Procurement: finding additional AI assets is becoming incredibly difficult and competitive. Companies want GPUs but can't find them.
Portability: the shortage of GPUs opens the door to NVIDIA competitors. As more products come to market, portability from one GPU to another is paramount.
Infrastructure management continues to evolve, not replicating but certainly rhyming with previous cycles. Going back to mainframes, there is always a need to do cost and usage optimization. The ability to monitor, manage, and govern assets across the enterprise is mission critical. This remains true in the age of data, specifically artificial intelligence where workloads are massive and cost prohibitive for most organizations.
Procurement is part real estate, part chip provider problem.
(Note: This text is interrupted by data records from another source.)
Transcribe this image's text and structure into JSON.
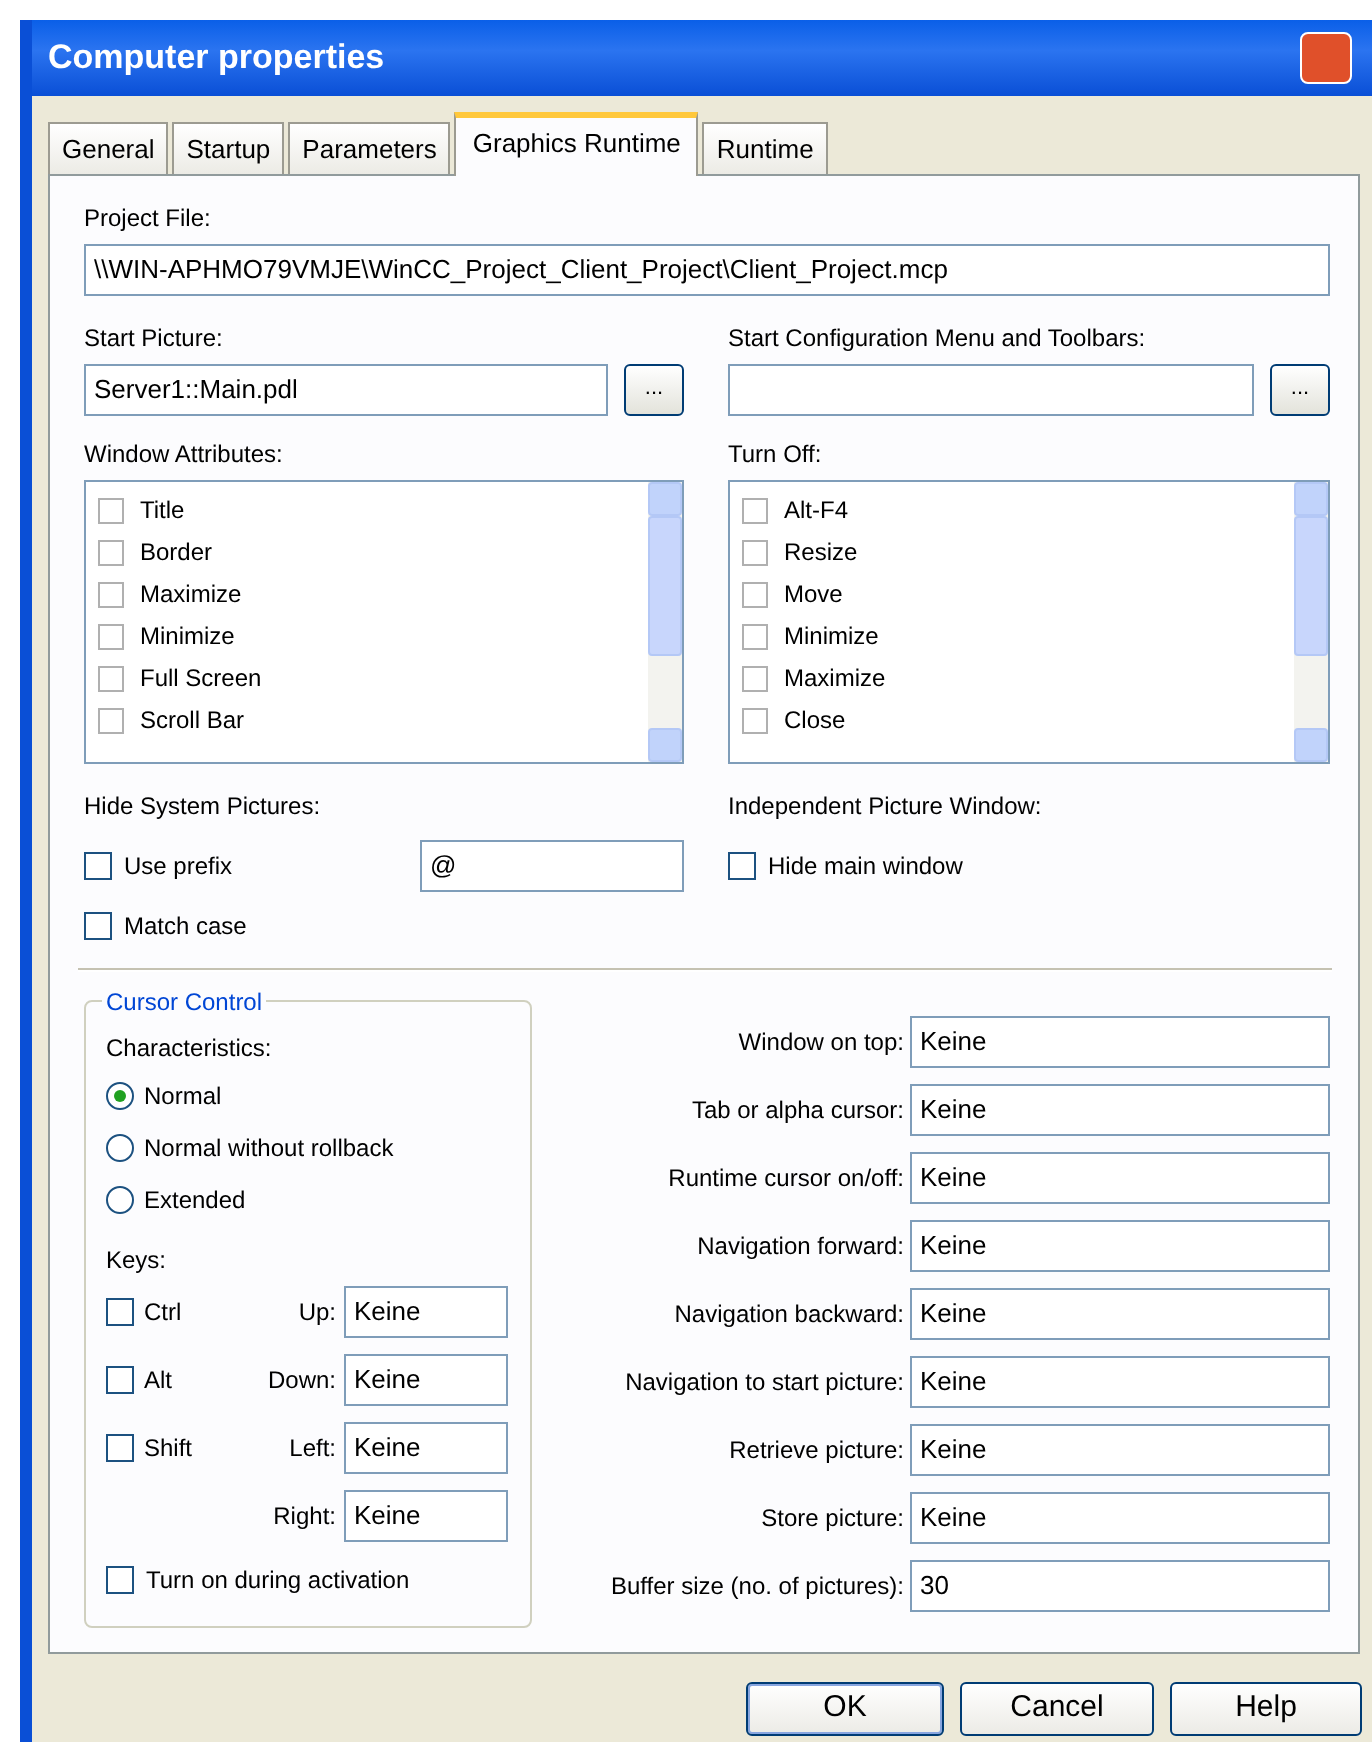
{
  "window": {
    "title": "Computer properties"
  },
  "tabs": [
    {
      "label": "General",
      "selected": false
    },
    {
      "label": "Startup",
      "selected": false
    },
    {
      "label": "Parameters",
      "selected": false
    },
    {
      "label": "Graphics Runtime",
      "selected": true
    },
    {
      "label": "Runtime",
      "selected": false
    }
  ],
  "project_file": {
    "label": "Project File:",
    "value": "\\\\WIN-APHMO79VMJE\\WinCC_Project_Client_Project\\Client_Project.mcp"
  },
  "start_picture": {
    "label": "Start Picture:",
    "value": "Server1::Main.pdl",
    "browse": "..."
  },
  "start_configuration": {
    "label": "Start Configuration Menu and Toolbars:",
    "browse": "..."
  },
  "window_attributes": {
    "label": "Window Attributes:",
    "items": [
      {
        "label": "Title",
        "checked": false
      },
      {
        "label": "Border",
        "checked": false
      },
      {
        "label": "Maximize",
        "checked": false
      },
      {
        "label": "Minimize",
        "checked": false
      },
      {
        "label": "Full Screen",
        "checked": false
      },
      {
        "label": "Scroll Bar",
        "checked": false
      }
    ]
  },
  "turn_off": {
    "label": "Turn Off:",
    "items": [
      {
        "label": "Alt-F4",
        "checked": false
      },
      {
        "label": "Resize",
        "checked": false
      },
      {
        "label": "Move",
        "checked": false
      },
      {
        "label": "Minimize",
        "checked": false
      },
      {
        "label": "Maximize",
        "checked": false
      },
      {
        "label": "Close",
        "checked": false
      }
    ]
  },
  "hide_system_pictures": {
    "label": "Hide System Pictures:",
    "use_prefix": {
      "label": "Use prefix",
      "checked": false
    },
    "prefix": "@",
    "match_case": {
      "label": "Match case",
      "checked": false
    }
  },
  "independent_picture_window": {
    "label": "Independent Picture Window:",
    "hide_main_window": {
      "label": "Hide main window",
      "checked": false
    }
  },
  "cursor_control": {
    "title": "Cursor Control",
    "characteristics_label": "Characteristics:",
    "modes": [
      {
        "label": "Normal",
        "selected": true
      },
      {
        "label": "Normal without rollback",
        "selected": false
      },
      {
        "label": "Extended",
        "selected": false
      }
    ],
    "keys_label": "Keys:",
    "modifiers": [
      {
        "label": "Ctrl",
        "checked": false
      },
      {
        "label": "Alt",
        "checked": false
      },
      {
        "label": "Shift",
        "checked": false
      }
    ],
    "directions": [
      {
        "label": "Up:",
        "value": "Keine"
      },
      {
        "label": "Down:",
        "value": "Keine"
      },
      {
        "label": "Left:",
        "value": "Keine"
      },
      {
        "label": "Right:",
        "value": "Keine"
      }
    ],
    "turn_on_during_activation": {
      "label": "Turn on during activation",
      "checked": false
    }
  },
  "hotkeys": [
    {
      "label": "Window on top:",
      "value": "Keine"
    },
    {
      "label": "Tab or alpha cursor:",
      "value": "Keine"
    },
    {
      "label": "Runtime cursor on/off:",
      "value": "Keine"
    },
    {
      "label": "Navigation forward:",
      "value": "Keine"
    },
    {
      "label": "Navigation backward:",
      "value": "Keine"
    },
    {
      "label": "Navigation to start picture:",
      "value": "Keine"
    },
    {
      "label": "Retrieve picture:",
      "value": "Keine"
    },
    {
      "label": "Store picture:",
      "value": "Keine"
    },
    {
      "label": "Buffer size (no. of pictures):",
      "value": "30"
    }
  ],
  "buttons": [
    {
      "label": "OK",
      "default": true
    },
    {
      "label": "Cancel",
      "default": false
    },
    {
      "label": "Help",
      "default": false
    }
  ]
}
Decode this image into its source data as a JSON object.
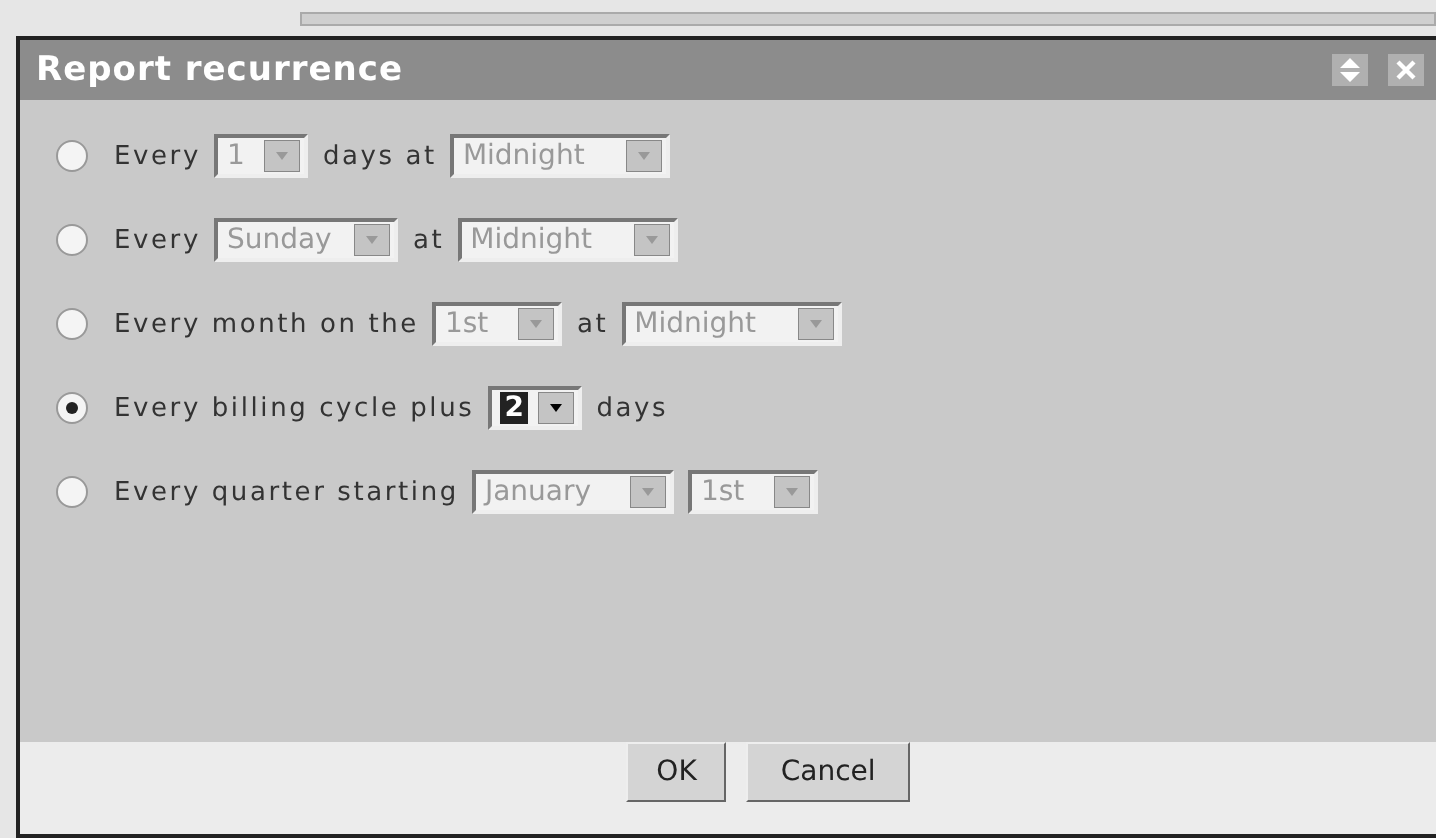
{
  "window": {
    "title": "Report recurrence"
  },
  "options": [
    {
      "selected": false,
      "parts": [
        {
          "kind": "text",
          "text": "Every"
        },
        {
          "kind": "select",
          "value": "1",
          "highlighted": false
        },
        {
          "kind": "text",
          "text": "days at"
        },
        {
          "kind": "select",
          "value": "Midnight",
          "highlighted": false
        }
      ]
    },
    {
      "selected": false,
      "parts": [
        {
          "kind": "text",
          "text": "Every"
        },
        {
          "kind": "select",
          "value": "Sunday",
          "highlighted": false
        },
        {
          "kind": "text",
          "text": "at"
        },
        {
          "kind": "select",
          "value": "Midnight",
          "highlighted": false
        }
      ]
    },
    {
      "selected": false,
      "parts": [
        {
          "kind": "text",
          "text": "Every month on the"
        },
        {
          "kind": "select",
          "value": "1st",
          "highlighted": false
        },
        {
          "kind": "text",
          "text": "at"
        },
        {
          "kind": "select",
          "value": "Midnight",
          "highlighted": false
        }
      ]
    },
    {
      "selected": true,
      "parts": [
        {
          "kind": "text",
          "text": "Every billing cycle plus"
        },
        {
          "kind": "select",
          "value": "2",
          "highlighted": true
        },
        {
          "kind": "text",
          "text": "days"
        }
      ]
    },
    {
      "selected": false,
      "parts": [
        {
          "kind": "text",
          "text": "Every quarter starting"
        },
        {
          "kind": "select",
          "value": "January",
          "highlighted": false
        },
        {
          "kind": "select",
          "value": "1st",
          "highlighted": false
        }
      ]
    }
  ],
  "buttons": [
    "OK",
    "Cancel"
  ]
}
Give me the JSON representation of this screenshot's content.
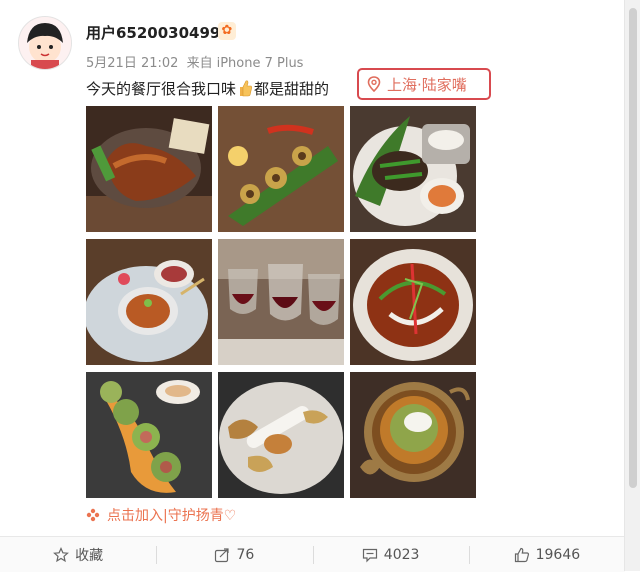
{
  "post": {
    "username": "用户6520030499",
    "date": "5月21日 21:02",
    "source_prefix": "来自",
    "device": "iPhone 7 Plus",
    "text_before_emoji": "今天的餐厅很合我口味",
    "text_after_emoji": "都是甜甜的",
    "location": "上海·陆家嘴",
    "supertopic": "点击加入|守护扬青♡"
  },
  "colors": {
    "location_border": "#d84a4f",
    "location_text": "#e06e5e",
    "link_orange": "#eb7350"
  },
  "icons": {
    "vip": "vip-badge-icon",
    "thumb": "thumbs-up-emoji-icon",
    "location": "location-pin-icon",
    "supertopic": "flower-icon",
    "favorite": "star-icon",
    "repost": "share-arrow-icon",
    "comment": "comment-icon",
    "like": "like-icon"
  },
  "actions": {
    "favorite_label": "收藏",
    "repost_count": "76",
    "comment_count": "4023",
    "like_count": "19646"
  }
}
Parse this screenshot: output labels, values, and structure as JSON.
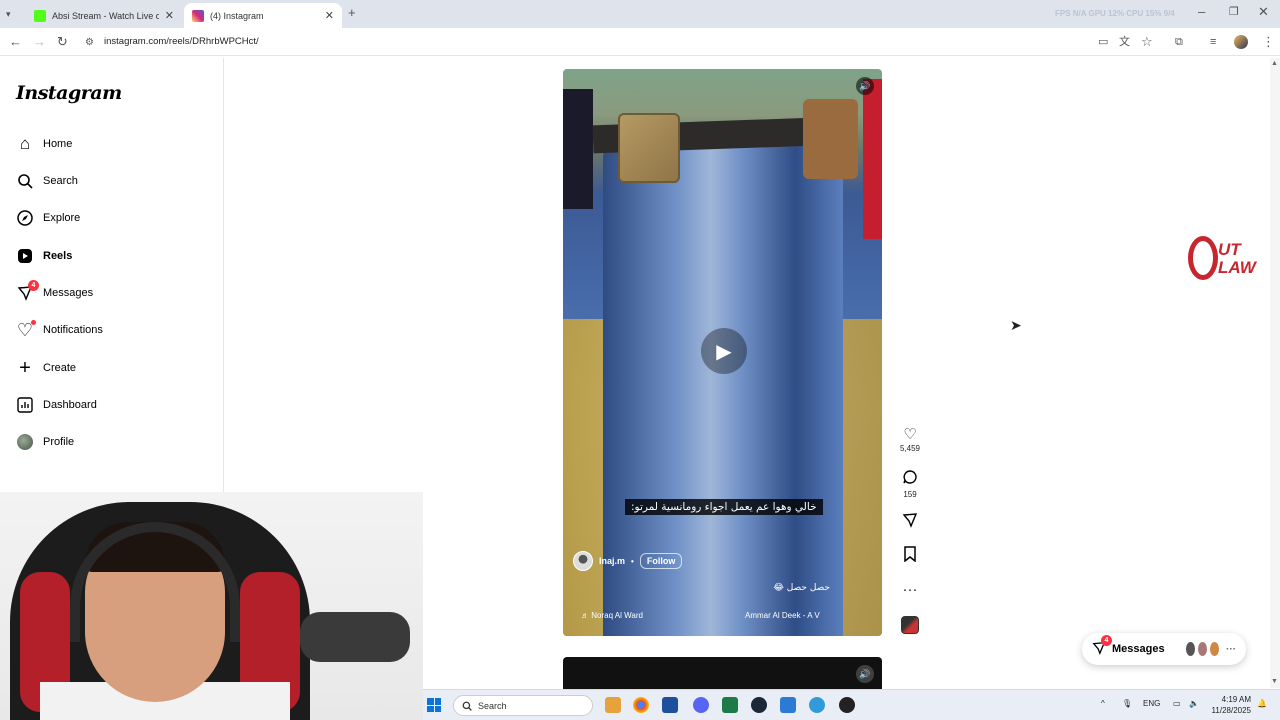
{
  "browser": {
    "tabs": [
      {
        "title": "Absi Stream - Watch Live on Ki",
        "favicon_color": "#53fc18",
        "active": false
      },
      {
        "title": "(4) Instagram",
        "favicon_color": "#d62976",
        "active": true
      }
    ],
    "new_tab": "+",
    "url": "instagram.com/reels/DRhrbWPCHct/",
    "perf": "FPS N/A   GPU 12%   CPU 15%   9/4"
  },
  "sidebar": {
    "logo": "Instagram",
    "items": [
      {
        "label": "Home",
        "icon": "home-icon",
        "glyph": "⌂"
      },
      {
        "label": "Search",
        "icon": "search-icon",
        "glyph": "⚲"
      },
      {
        "label": "Explore",
        "icon": "compass-icon",
        "glyph": "◎"
      },
      {
        "label": "Reels",
        "icon": "reels-icon",
        "glyph": "▣"
      },
      {
        "label": "Messages",
        "icon": "messenger-icon",
        "glyph": "✈",
        "badge": "4"
      },
      {
        "label": "Notifications",
        "icon": "heart-icon",
        "glyph": "♡"
      },
      {
        "label": "Create",
        "icon": "plus-icon",
        "glyph": "+"
      },
      {
        "label": "Dashboard",
        "icon": "dashboard-icon",
        "glyph": "▤"
      },
      {
        "label": "Profile",
        "icon": "profile-avatar",
        "glyph": "●"
      }
    ]
  },
  "reel": {
    "caption": "خالي وهوا عم يعمل اجواء رومانسية لمرتو:",
    "username": "lnaj.m",
    "follow": "Follow",
    "description": "حصل حصل 😂",
    "audio_left": "♬ Noraq Al Ward",
    "audio_right": "Ammar Al Deek - A V"
  },
  "actions": {
    "likes": "5,459",
    "comments": "159"
  },
  "overlay": {
    "logo_line1": "UT",
    "logo_line2": "LAW"
  },
  "messages_pill": {
    "label": "Messages",
    "badge": "4",
    "more": "···"
  },
  "taskbar": {
    "search": "Search",
    "lang": "ENG",
    "time": "4:19 AM",
    "date": "11/28/2025"
  },
  "colors": {
    "accent_red": "#ff3040",
    "outlaw_red": "#c8262e"
  }
}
Portability is most likely something that gets solved by emerging chip providers looking to capture market share from NVIDIA.
Related Concepts
For those interested in learning about older infrastructure management concepts, take a look at the following:
Infrastructure Management
IT Asset Management
Application Resource Management
Observability
Within the above segments, there are a number of legacy players that were architected 5-10 years ago and aren't 1) injecting AI into their offerings and 2) providing more comprehensive AI management solutions.
Infrastructure management is no longer just about about data aggregation and insights, it should also include more complete automation of the asset management.